What Is the biggest benefit for individuals and family members?
South Dakota is not immune to the impacts of COVID-19. We know we can do better and potentially reduce harm and save lives through awareness and education. The more frontline workers that complete the training, the greater impact we can have on improving the care and health outcomes for residents in our state. Keeping our frontline safe keeps all of us safe. There are also trainings on proper cleaning tactics, which can be used in our homes.
What are you most proud of?
First and foremost, the success of our statewide learning needs assessment; we know what our frontline workers need and are bringing that knowledge to them.

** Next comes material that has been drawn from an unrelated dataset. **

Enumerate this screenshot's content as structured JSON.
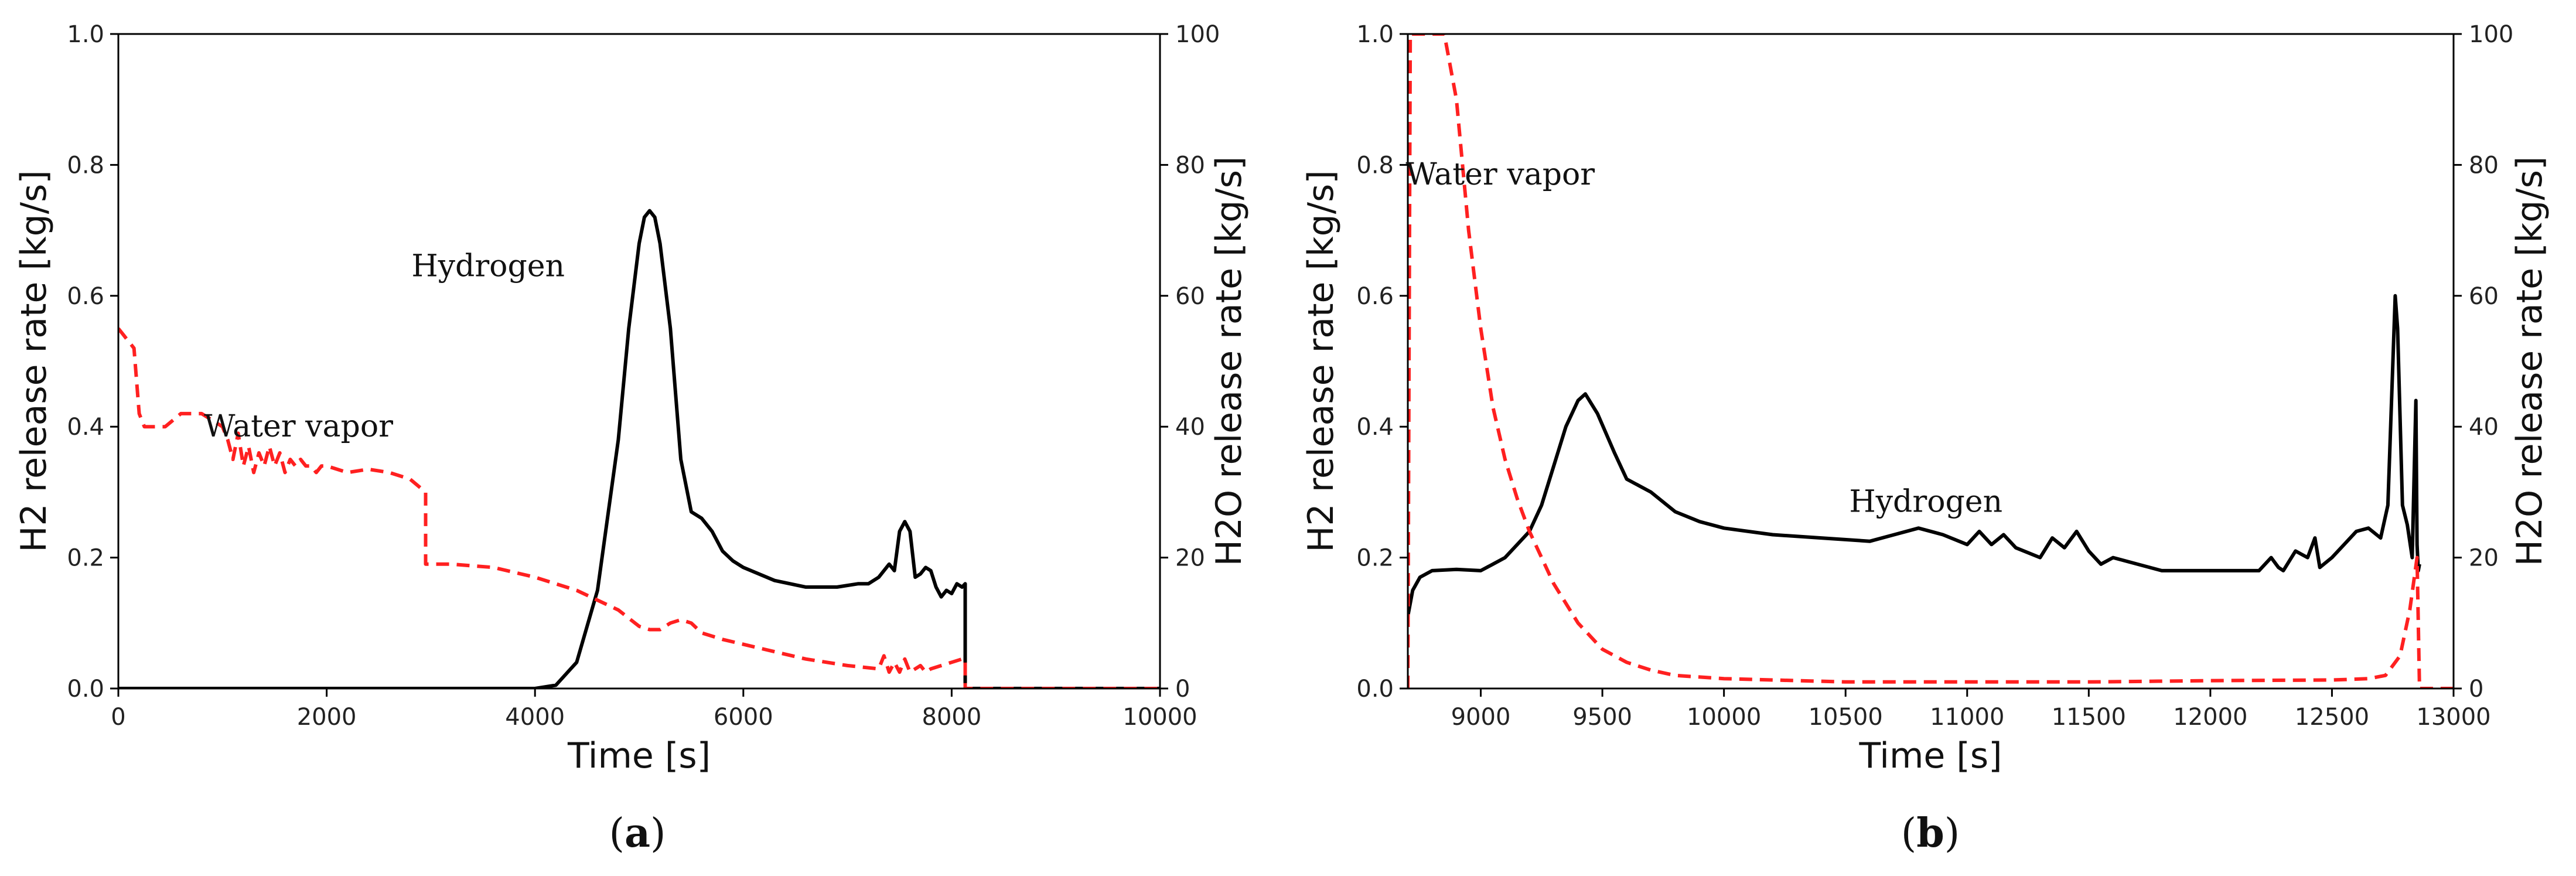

We have created an awareness of infection prevention through our marketing outreach. This campaign includes telling the Project Firstline story through the media, speaking at conferences, through the launch of a new website and our social media presence. I work closely with Charlotte Hofer, Marketing Director, who has given me new perspective in how infections are perceived by the public. A key strategy in South Dakota was to use the power of the media to amplify our message – we did TV interviews, radio shows and magazine features. Our promotional efforts enabled us to reach an estimated 80 percent of the residents in our state, from our large population centers to our smallest rural markets, helping us to get out life-saving information to healthcare first responders and the public that keeps all of us safer. We have had other states reach out to us for guidance on their marketing outreach, which is exciting.
What are your next steps and big picture goals?
One of the greatest opportunities to improve the health of medical professionals, their patients and the public at large is the ability to properly control the spread of infection in clinical settings. Infection control is a top priority for healthcare professionals and organizations across South Dakota and the globe. We want to help create a culture shift where infection prevention practices become universal by healthcare workers and first responders.
Great Plains QIN has been a valuable partner; their quality improvement team has been supportive and helpful in sharing trainings and resources with the healthcare community. We held a Webinar event on cleaning protocols in December; attendees expressed a desire for additional trainings on related topics. We held a Project Firstline Webinar in February to discuss the practical application of infection prevention strategies. We will continue to identify ways to collaborate, create joint learning opportunities and share infection prevention resources with the healthcare community in our region.